Pour
Un mot. Une image. Une citation :
Au mi-avril
Dans l’hémisphère nord
La grande aigrette
Donne son accord
Aux reflets sur l’eau
Rouges de tendresse
Moitié-enfant, moitié-homme, Jimmy était comme un oiseau, comme une grue, comme un héron maladroit. Quand son cri perçant faisait l’écho tout autour du bayou, les voisins hochaient sagement la tête, c’était Jimmy qui annonçait qu’il se couchait encore avec le soleil. Ses longs bras maigres couverts de bosses comme les racines de cyprès arrêteraient tôt ou tard d’agiter follement, et Big Donna, la vieille femme qui s’occupait de lui, pouvait enfin respirer, boire un verre, se masser ses pauvres pieds cornus et brutalisés des années à travailler debout, eux et leur maîtresse portant les traces d’une dure existence, cruellement gagnée.
Dans l’hémisphère nord
La grande aigrette
Donne son accord
Aux reflets sur l’eau
Au crépuscule sonore
On disait parfois que Jimmy était l’enfant d’amour de Doris Day et d’Yves Montand, avant que Montand ne tombe amoureux de Marilyn, mais après cette autre, la belle Française qui avait fait l’erreur de perdre trop tôt sa beauté, c’était comment qu’elle s’appelait encore ? D’autres fois, les vieilles dames chuchotaient que la fille de Big Donna avait couché avec son propre frère et que Jimmy était le fruit tordu de leur union infernale. On disait aussi que Little Donna avait voulu cacher ses péchés, qu’elle avait mis le petit corps encore tout chaud et moite du sien dans l’eau du bayou, que le petit a failli se noyer, et qu’on l’avait retrouvé le lendemain perché sur les racines d’un grand cyprès, entouré d’aigrettes qui faisaient leur cri bas et rauque.

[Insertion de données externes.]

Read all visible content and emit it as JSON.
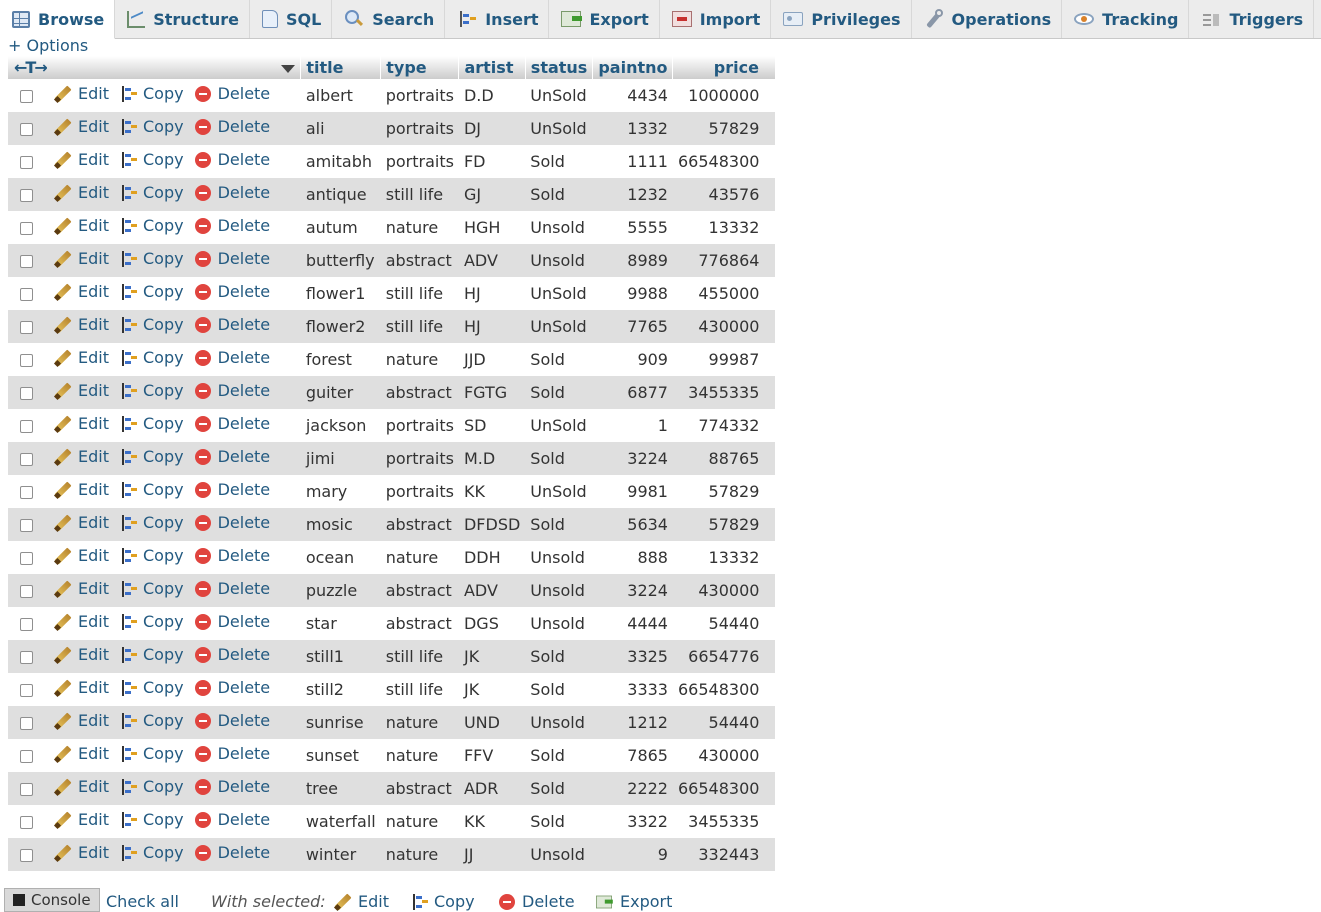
{
  "tabs": [
    {
      "label": "Browse",
      "icon": "browse-icon",
      "active": true
    },
    {
      "label": "Structure",
      "icon": "structure-icon"
    },
    {
      "label": "SQL",
      "icon": "sql-icon"
    },
    {
      "label": "Search",
      "icon": "search-icon"
    },
    {
      "label": "Insert",
      "icon": "insert-icon"
    },
    {
      "label": "Export",
      "icon": "export-icon"
    },
    {
      "label": "Import",
      "icon": "import-icon"
    },
    {
      "label": "Privileges",
      "icon": "privileges-icon"
    },
    {
      "label": "Operations",
      "icon": "operations-icon"
    },
    {
      "label": "Tracking",
      "icon": "tracking-icon"
    },
    {
      "label": "Triggers",
      "icon": "triggers-icon"
    }
  ],
  "options_label": "+ Options",
  "header": {
    "arrows": "←T→",
    "columns": [
      "title",
      "type",
      "artist",
      "status",
      "paintno",
      "price"
    ]
  },
  "actions": {
    "edit": "Edit",
    "copy": "Copy",
    "delete": "Delete"
  },
  "rows": [
    [
      "albert",
      "portraits",
      "D.D",
      "UnSold",
      "4434",
      "1000000"
    ],
    [
      "ali",
      "portraits",
      "DJ",
      "UnSold",
      "1332",
      "57829"
    ],
    [
      "amitabh",
      "portraits",
      "FD",
      "Sold",
      "1111",
      "66548300"
    ],
    [
      "antique",
      "still life",
      "GJ",
      "Sold",
      "1232",
      "43576"
    ],
    [
      "autum",
      "nature",
      "HGH",
      "Unsold",
      "5555",
      "13332"
    ],
    [
      "butterfly",
      "abstract",
      "ADV",
      "Unsold",
      "8989",
      "776864"
    ],
    [
      "flower1",
      "still life",
      "HJ",
      "UnSold",
      "9988",
      "455000"
    ],
    [
      "flower2",
      "still life",
      "HJ",
      "UnSold",
      "7765",
      "430000"
    ],
    [
      "forest",
      "nature",
      "JJD",
      "Sold",
      "909",
      "99987"
    ],
    [
      "guiter",
      "abstract",
      "FGTG",
      "Sold",
      "6877",
      "3455335"
    ],
    [
      "jackson",
      "portraits",
      "SD",
      "UnSold",
      "1",
      "774332"
    ],
    [
      "jimi",
      "portraits",
      "M.D",
      "Sold",
      "3224",
      "88765"
    ],
    [
      "mary",
      "portraits",
      "KK",
      "UnSold",
      "9981",
      "57829"
    ],
    [
      "mosic",
      "abstract",
      "DFDSD",
      "Sold",
      "5634",
      "57829"
    ],
    [
      "ocean",
      "nature",
      "DDH",
      "Unsold",
      "888",
      "13332"
    ],
    [
      "puzzle",
      "abstract",
      "ADV",
      "Unsold",
      "3224",
      "430000"
    ],
    [
      "star",
      "abstract",
      "DGS",
      "Unsold",
      "4444",
      "54440"
    ],
    [
      "still1",
      "still life",
      "JK",
      "Sold",
      "3325",
      "6654776"
    ],
    [
      "still2",
      "still life",
      "JK",
      "Sold",
      "3333",
      "66548300"
    ],
    [
      "sunrise",
      "nature",
      "UND",
      "Unsold",
      "1212",
      "54440"
    ],
    [
      "sunset",
      "nature",
      "FFV",
      "Sold",
      "7865",
      "430000"
    ],
    [
      "tree",
      "abstract",
      "ADR",
      "Sold",
      "2222",
      "66548300"
    ],
    [
      "waterfall",
      "nature",
      "KK",
      "Sold",
      "3322",
      "3455335"
    ],
    [
      "winter",
      "nature",
      "JJ",
      "Unsold",
      "9",
      "332443"
    ]
  ],
  "footer": {
    "console_label": "Console",
    "check_all": "Check all",
    "with_selected": "With selected:",
    "edit": "Edit",
    "copy": "Copy",
    "delete": "Delete",
    "export": "Export"
  },
  "colors": {
    "link": "#235a81",
    "row_alt": "#dfdfdf",
    "delete": "#e0443e"
  }
}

On disait aussi que, après que l’enfant a été ramené chez elle, Big Donna avait pris sa fille par le cou et qu’elle le lui avait serré jusqu’à ce que ses deux yeux sortent de leurs orbites.
La grande aigrette
Donne son accord
Aux reflets sur l’eau
Au crépuscule sonore
Et rouge de tendresse
Même quand le pasteur de la petite église derrière la colline disait que Jimmy était un cadeau du ciel, les membres de son culte murmuraient tout bas que c’était quand même une honte et une abomination. Quelle sorte de dieu mettait un tel monstre sur la terre, un témoignage quotidien à son grand manque de pitié ? La punition de Little Donna, c’était de la justice, certes, mais pourquoi torturer l’enfant qui n’y avait été pour rien ? C’était clair que Jimmy souffrait, que la Big Donna souffrait, que la Little Donna, disparue depuis ces seize ans, avait horriblement souffert pour ses péchés réels ou imaginés. Les voisins du bayou hochaient toujours la tête. Et puis, les cris de Jimmy résonneraient encore dans le crépuscule.
Donne son accord
Aux reflets sur l’eau
Au crépuscule sonore
Et luisant de tendresse
La grande aigrette
Et puis, la Big Donna est morte, comme ça, une nuit dans son sommeil. On avait découvert son corps gonflé le lendemain, lorsque les cris retintissants d’un Jimmy affamé devenaient trop forts pour ignorer. Entrant dans la cabane, les voisins regardaient le nœud confus d’os et de chair et de bosses sur son lit sali, sa bouche grand ouvert, ses yeux gluants qui les fixaient. Ils ont réfléchi très longtemps. Et puis ils ont su ce qu’il fallait faire. Doucement, ils ont emballé le grand corps maigrichon dans une couverture trouée, et ils ont ramené Jimmy au bayou, qu’il rentre encore dans son élément, là au pied du même cyprès où l’on avait découvert, entouré des aigrettes chantant pour Jimmy leur berceuse basse et rauque.
Aux reflets sur l’eau
Au crépuscule sonore
Et luisant de tendresse
La grande aigrette
Donne son accord.
Jusqu’aujourd’hui, on ne parle jamais de cette affaire, même pas le pasteur de la petite église derrière la colline. Mais le bayou, lui, s’en souvient.